The region is also impacted by climate change, which has affected the annual monsoon and cyclone season, it said.

Under the leadership of the government of Bangladesh, the humanitarian partners and the Rohingya refugee and neighbouring Bangladeshi communities are better prepared for disasters this year compared to previous years.

Generous contributions from the international community to the 2020 JRP for the Rohingya Humanitarian Crisis make this possible, said the UN.

“The humanitarian community has collaborated closely with authorities in Cox’s Bazar, building on years of local experience with natural disasters and established disaster risk governance. This has led to fewer injuries, less displacements and more resilient communities in and around the camps,” said Peter Kern, the acting senior coordinator of Inter Sector Coordination Group (ISCG).

Every year on October 13, International Day for Disaster Risk Reduction places a spotlight on how people and communities around the world are reducing their exposure to disasters.

This year’s historic monsoon floods were a stark reminder that Bangladesh is truly at the forefront of the climate emergency.

The floods were the second highest since 1989 and the second longest since 1998.

With over 5.4 million people directly affected, the impact of the 2020 monsoon floods on lives and livelihoods certainly call for an urgent enhancement of climate adaptation programmes for upgrading the resilience of infrastructures and communities in view of tomorrow’s more extreme and more frequent climate-related events.

Given the fast-evolving context, all partners should strengthen their collaboration on risks assessment and risk analysis processes to reduce and to mitigate risks associated with infrastructure development and climate-related events in line with the Humanitarian Development Nexus, said the UN office.

In Cox’s Bazar district, Bangladesh, the ISCG partners — national and international NGOs and UN agencies — work intensively throughout the year with Rohingya refugees and Bangladeshi volunteers to mitigate impacts on communities from heavy rains and strong winds during the monsoon and cyclone seasons.

Volunteers are at the centre of the disaster risk reduction response in Cox’s Bazar and are engaged in a wide range of mitigation activities in the camps and surrounding host communities.

From providing early warning and rescuing persons from drowning to stabilizing slopes on the hilly terrain to constructing safe pathways, Rohingya and Bangladeshi volunteers are working together to protect communities and save lives while also safeguarding the environment.

Humanitarian partners ensure that volunteers are able to maintain Covid-19 infection prevention and control measures.

“We trained together with the Rohingya so that they could learn the ways our people have dealt with natural disasters.
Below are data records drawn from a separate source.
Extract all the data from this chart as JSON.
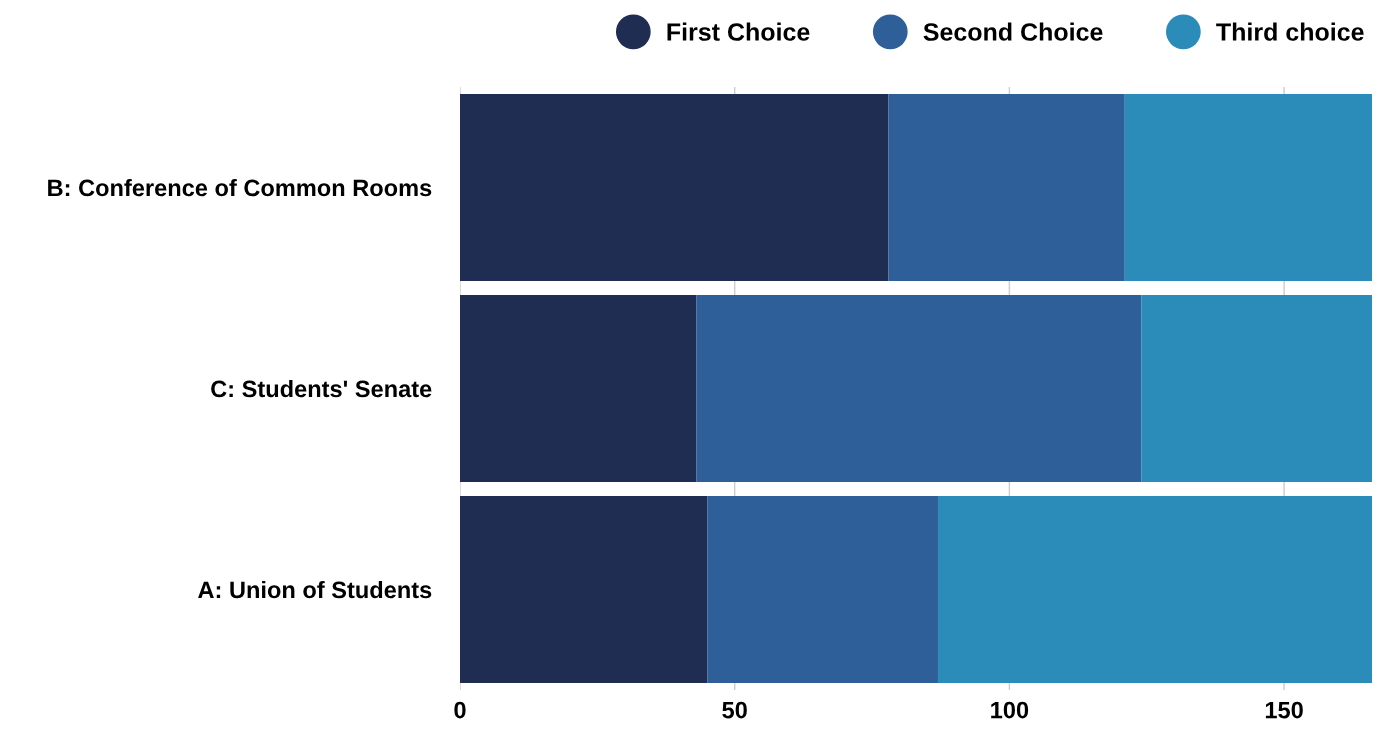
{
  "chart_data": {
    "type": "bar",
    "orientation": "horizontal",
    "stacked": true,
    "categories": [
      "B: Conference of Common Rooms",
      "C: Students' Senate",
      "A: Union of Students"
    ],
    "series": [
      {
        "name": "First Choice",
        "color": "#202d52",
        "values": [
          78,
          43,
          45
        ]
      },
      {
        "name": "Second Choice",
        "color": "#2e5f98",
        "values": [
          43,
          81,
          42
        ]
      },
      {
        "name": "Third choice",
        "color": "#2b8bb9",
        "values": [
          45,
          42,
          79
        ]
      }
    ],
    "xlim": [
      0,
      166
    ],
    "xticks": [
      0,
      50,
      100,
      150
    ],
    "grid": "x",
    "legend": "top right"
  }
}
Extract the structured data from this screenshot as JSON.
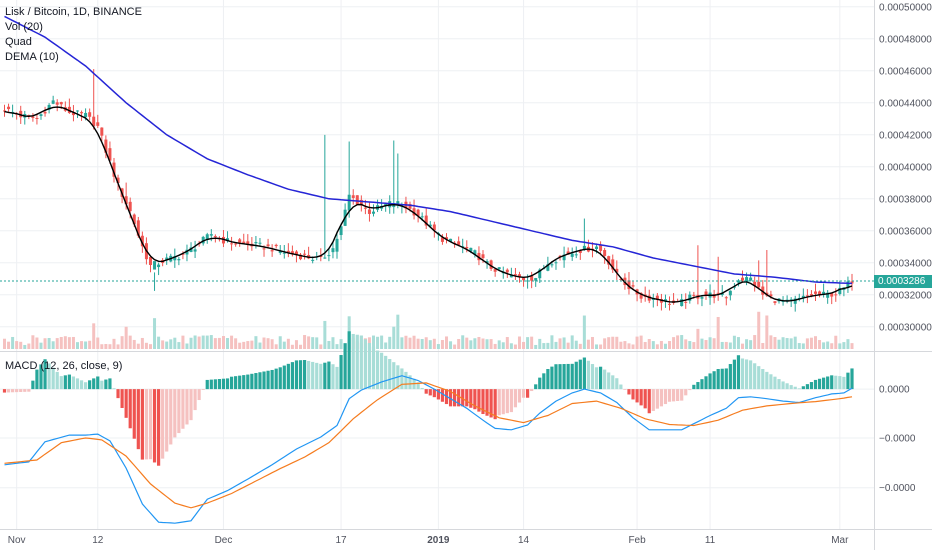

We shared and discussed with them our experiences,” explained Mahmud, a Bangladeshi Cyclone Preparedness Programme volunteer.

The humanitarian community has in place a 72-hour response plan for extreme weather events, such as cyclones.

The plan was developed in 2018 in cooperation with the Bangladesh government, and in line with the government’s Standing Orders on Disaster.

A handbook on humanitarian coordination and collaboration in Bangladesh for climate-related disasters was published by the Office of the Resident Coordinator in collaboration with UKAid

The handbook is a tool for any organization willing to support Bangladesh’s authorities and communities to prepare for, to respond to and to bounce back from shocks.